Budaya Keselamatan: Faktor Penentu Utama

Sebagus apa pun peralatannya, keselamatan kerja tidak akan terwujud tanpa kedisiplinan dan kesadaran setiap individu. Budaya keselamatan (safety culture) perlu ditanamkan sejak awal kepada seluruh pekerja. Dalam banyak kasus, kecelakaan terjadi bukan karena alat rusak, melainkan karena pekerja memilih jalan pintas (shortcut) demi efisiensi waktu.

Perusahaan perlu menumbuhkan budaya di mana setiap pekerja berani menolak bekerja dalam kondisi tidak aman. Manajemen juga wajib memberi contoh dengan tidak mengabaikan prosedur keselamatan. Penegakan aturan tanpa pandang bulu akan membangun rasa tanggung jawab kolektif.

Selain itu, pelaporan kondisi berbahaya (unsafe condition) harus dihargai, bukan dihukum, karena merupakan bagian dari upaya pencegahan.

Teknologi Pendukung Height Safety

Perkembangan teknologi turut membantu menurunkan risiko kerja di ketinggian. Kini tersedia sistem fall arrest otomatis, self-retracting lifeline (SRL), drone untuk inspeksi area berisiko tinggi, hingga sistem sensor yang dapat memantau posisi pekerja secara real-time.

Namun demikian, teknologi bukan pengganti kewaspadaan. Tanpa pemahaman dan pelatihan, alat tercanggih pun tidak akan efektif.

Di sisi lain, inovasi juga perlu didukung oleh regulasi yang kuat dan pengawasan pemerintah. Standar Nasional Indonesia (SNI) dan peraturan ketenagakerjaan harus terus diperbarui sesuai perkembangan teknologi dan kondisi lapangan. Kolaborasi antara pemerintah, industri, dan lembaga pendidikan menjadi kunci agar pekerja Indonesia dapat bekerja aman di ketinggian setara dengan standar internasional.

Kesimpulan

Keselamatan kerja di ketinggian adalah tanggung jawab bersama. Hal krusial itu menuntut kombinasi antara peralatan yang andal, sistem manajemen yang baik, pengawasan ketat, serta kesadaran individu yang tinggi. Kedisiplinan dan kepatuhan terhadap prosedur bukan sekadar kewajiban administratif, melainkan wujud penghargaan terhadap kehidupan manusia.

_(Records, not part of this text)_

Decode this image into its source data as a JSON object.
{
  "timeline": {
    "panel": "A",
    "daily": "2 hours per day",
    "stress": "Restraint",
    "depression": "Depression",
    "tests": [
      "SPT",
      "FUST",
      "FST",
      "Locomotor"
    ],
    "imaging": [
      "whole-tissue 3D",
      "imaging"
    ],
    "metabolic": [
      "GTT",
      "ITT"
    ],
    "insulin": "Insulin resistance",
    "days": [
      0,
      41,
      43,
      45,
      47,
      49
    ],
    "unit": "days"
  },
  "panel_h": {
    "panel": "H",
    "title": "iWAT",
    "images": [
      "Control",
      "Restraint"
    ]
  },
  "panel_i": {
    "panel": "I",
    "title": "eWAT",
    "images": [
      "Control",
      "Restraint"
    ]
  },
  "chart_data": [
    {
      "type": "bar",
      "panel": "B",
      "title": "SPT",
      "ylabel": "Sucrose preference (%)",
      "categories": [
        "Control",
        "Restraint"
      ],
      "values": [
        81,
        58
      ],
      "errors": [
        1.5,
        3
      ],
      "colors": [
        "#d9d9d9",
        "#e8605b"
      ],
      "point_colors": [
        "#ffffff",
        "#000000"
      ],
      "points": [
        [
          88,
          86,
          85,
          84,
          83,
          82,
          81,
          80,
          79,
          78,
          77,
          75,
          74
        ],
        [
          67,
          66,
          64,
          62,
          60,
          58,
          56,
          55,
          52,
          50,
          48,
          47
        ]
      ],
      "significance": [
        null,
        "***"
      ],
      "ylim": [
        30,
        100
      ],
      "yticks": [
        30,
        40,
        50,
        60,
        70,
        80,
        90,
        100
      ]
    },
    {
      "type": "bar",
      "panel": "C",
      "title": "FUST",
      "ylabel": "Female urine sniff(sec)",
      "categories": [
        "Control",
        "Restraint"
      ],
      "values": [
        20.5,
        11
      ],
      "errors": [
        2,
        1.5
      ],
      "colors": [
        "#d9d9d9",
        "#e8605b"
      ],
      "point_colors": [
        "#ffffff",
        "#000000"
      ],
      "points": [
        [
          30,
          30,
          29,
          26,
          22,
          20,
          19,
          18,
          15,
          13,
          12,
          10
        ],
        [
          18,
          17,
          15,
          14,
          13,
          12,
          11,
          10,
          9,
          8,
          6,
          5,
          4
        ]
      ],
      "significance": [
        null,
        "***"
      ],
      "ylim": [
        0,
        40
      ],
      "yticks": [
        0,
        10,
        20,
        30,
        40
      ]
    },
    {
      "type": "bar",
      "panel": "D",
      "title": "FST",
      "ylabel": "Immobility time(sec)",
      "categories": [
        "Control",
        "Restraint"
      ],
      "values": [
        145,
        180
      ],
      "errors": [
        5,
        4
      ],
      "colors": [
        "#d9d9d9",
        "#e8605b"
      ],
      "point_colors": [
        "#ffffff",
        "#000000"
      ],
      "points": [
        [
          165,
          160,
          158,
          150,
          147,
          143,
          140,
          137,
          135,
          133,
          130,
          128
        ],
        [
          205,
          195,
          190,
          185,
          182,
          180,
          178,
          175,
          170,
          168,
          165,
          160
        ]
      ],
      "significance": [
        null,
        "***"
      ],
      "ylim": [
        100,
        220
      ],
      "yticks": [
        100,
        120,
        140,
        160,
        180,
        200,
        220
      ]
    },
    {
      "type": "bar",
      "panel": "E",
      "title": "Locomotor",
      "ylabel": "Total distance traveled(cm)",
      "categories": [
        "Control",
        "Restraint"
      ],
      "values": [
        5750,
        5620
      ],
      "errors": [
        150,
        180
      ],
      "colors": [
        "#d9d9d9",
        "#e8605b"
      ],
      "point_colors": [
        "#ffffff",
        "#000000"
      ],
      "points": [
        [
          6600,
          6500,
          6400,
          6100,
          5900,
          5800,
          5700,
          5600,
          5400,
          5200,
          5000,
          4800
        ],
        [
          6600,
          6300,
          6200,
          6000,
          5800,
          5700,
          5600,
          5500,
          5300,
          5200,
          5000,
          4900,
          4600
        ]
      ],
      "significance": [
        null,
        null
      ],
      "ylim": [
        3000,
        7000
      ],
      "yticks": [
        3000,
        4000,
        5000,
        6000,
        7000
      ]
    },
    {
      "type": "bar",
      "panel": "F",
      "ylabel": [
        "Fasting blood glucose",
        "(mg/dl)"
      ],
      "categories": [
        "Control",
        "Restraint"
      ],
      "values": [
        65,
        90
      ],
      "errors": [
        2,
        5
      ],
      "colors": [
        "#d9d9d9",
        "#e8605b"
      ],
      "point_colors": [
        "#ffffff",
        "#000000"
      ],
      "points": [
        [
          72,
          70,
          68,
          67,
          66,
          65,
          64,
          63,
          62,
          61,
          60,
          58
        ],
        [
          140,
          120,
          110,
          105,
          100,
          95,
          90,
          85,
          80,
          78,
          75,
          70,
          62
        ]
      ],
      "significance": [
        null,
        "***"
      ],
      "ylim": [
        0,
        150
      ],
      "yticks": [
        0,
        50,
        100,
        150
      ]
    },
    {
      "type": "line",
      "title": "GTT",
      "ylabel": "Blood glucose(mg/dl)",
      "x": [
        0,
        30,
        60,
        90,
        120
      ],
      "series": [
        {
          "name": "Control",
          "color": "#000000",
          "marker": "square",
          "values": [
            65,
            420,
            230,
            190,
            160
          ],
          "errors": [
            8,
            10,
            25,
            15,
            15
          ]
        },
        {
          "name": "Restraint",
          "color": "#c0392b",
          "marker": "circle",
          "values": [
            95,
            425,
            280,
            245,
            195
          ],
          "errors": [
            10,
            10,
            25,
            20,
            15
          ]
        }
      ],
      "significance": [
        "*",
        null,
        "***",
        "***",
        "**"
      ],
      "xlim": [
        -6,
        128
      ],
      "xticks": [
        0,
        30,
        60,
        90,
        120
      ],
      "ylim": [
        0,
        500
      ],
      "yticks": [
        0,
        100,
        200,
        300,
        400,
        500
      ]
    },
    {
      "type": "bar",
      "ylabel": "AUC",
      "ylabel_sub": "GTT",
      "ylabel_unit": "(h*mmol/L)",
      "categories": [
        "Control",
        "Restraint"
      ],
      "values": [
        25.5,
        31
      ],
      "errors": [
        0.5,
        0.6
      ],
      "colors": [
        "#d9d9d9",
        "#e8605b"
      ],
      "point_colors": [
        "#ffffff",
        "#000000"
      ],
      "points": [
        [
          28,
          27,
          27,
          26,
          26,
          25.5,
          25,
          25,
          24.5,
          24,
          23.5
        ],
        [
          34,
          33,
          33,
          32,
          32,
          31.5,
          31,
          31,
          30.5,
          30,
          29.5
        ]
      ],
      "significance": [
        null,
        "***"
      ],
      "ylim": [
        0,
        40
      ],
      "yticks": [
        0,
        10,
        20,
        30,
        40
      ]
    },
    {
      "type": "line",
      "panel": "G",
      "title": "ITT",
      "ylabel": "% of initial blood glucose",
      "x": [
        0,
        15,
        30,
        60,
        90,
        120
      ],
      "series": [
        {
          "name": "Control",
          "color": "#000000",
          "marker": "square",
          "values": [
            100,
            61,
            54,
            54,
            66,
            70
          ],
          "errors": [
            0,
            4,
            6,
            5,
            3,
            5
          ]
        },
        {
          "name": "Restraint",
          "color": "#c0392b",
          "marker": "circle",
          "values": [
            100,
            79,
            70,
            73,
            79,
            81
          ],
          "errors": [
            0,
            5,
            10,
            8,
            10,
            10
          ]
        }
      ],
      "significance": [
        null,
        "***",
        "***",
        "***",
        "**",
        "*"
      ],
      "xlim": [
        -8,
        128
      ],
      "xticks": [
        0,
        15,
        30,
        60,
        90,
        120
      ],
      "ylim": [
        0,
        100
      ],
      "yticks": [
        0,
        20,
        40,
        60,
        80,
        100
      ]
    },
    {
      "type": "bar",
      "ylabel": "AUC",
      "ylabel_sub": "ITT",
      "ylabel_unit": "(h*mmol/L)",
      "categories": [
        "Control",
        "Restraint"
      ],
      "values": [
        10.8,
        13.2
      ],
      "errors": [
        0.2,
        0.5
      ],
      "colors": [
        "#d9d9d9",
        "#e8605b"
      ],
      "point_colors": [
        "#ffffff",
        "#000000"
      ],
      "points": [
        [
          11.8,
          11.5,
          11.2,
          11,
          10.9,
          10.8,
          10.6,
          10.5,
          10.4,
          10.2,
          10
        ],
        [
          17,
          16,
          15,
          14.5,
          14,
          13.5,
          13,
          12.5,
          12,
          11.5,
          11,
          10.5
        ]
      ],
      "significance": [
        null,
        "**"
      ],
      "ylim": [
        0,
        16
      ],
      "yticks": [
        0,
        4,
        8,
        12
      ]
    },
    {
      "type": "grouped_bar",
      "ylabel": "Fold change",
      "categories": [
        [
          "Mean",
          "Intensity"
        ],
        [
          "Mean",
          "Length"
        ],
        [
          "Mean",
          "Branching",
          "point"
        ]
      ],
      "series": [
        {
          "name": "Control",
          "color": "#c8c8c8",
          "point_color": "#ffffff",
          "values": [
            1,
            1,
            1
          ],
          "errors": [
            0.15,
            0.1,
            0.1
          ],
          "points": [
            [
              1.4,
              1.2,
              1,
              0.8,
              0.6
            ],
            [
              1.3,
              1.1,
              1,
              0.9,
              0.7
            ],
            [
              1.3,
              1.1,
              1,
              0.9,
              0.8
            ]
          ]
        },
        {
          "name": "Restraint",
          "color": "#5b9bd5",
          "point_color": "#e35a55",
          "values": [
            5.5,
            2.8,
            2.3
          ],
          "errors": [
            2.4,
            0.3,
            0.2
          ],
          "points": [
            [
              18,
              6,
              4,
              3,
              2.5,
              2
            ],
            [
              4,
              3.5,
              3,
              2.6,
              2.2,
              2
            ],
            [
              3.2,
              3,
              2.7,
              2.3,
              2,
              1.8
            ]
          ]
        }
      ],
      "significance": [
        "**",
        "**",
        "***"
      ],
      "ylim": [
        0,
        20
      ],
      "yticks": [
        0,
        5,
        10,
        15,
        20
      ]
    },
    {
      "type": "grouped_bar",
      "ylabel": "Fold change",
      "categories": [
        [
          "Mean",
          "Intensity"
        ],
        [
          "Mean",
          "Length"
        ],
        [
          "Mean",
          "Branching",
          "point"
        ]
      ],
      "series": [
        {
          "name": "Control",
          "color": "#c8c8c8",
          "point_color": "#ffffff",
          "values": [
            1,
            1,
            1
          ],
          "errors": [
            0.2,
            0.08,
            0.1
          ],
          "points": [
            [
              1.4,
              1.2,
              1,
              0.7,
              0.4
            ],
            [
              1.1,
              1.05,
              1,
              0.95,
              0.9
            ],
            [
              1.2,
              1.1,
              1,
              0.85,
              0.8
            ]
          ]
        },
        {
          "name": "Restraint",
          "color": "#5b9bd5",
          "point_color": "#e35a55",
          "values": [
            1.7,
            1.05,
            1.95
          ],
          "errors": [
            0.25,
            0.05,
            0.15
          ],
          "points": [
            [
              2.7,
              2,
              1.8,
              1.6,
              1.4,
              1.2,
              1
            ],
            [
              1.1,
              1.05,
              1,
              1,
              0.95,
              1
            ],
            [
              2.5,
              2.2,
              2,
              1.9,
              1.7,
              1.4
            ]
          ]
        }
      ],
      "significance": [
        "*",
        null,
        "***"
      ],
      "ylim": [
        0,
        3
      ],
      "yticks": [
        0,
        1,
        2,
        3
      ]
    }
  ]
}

Setiap meter ketinggian membawa risiko, tetapi juga membawa peluang bagi kita untuk menunjukkan profesionalisme dan tanggung jawab. Dengan budaya keselamatan yang kuat dan sistem kerja yang tertata, bekerja di ketinggian bukan lagi ancaman, melainkan bentuk kerja cerdas yang berorientasi pada keselamatan, kualitas, dan kemanusiaan.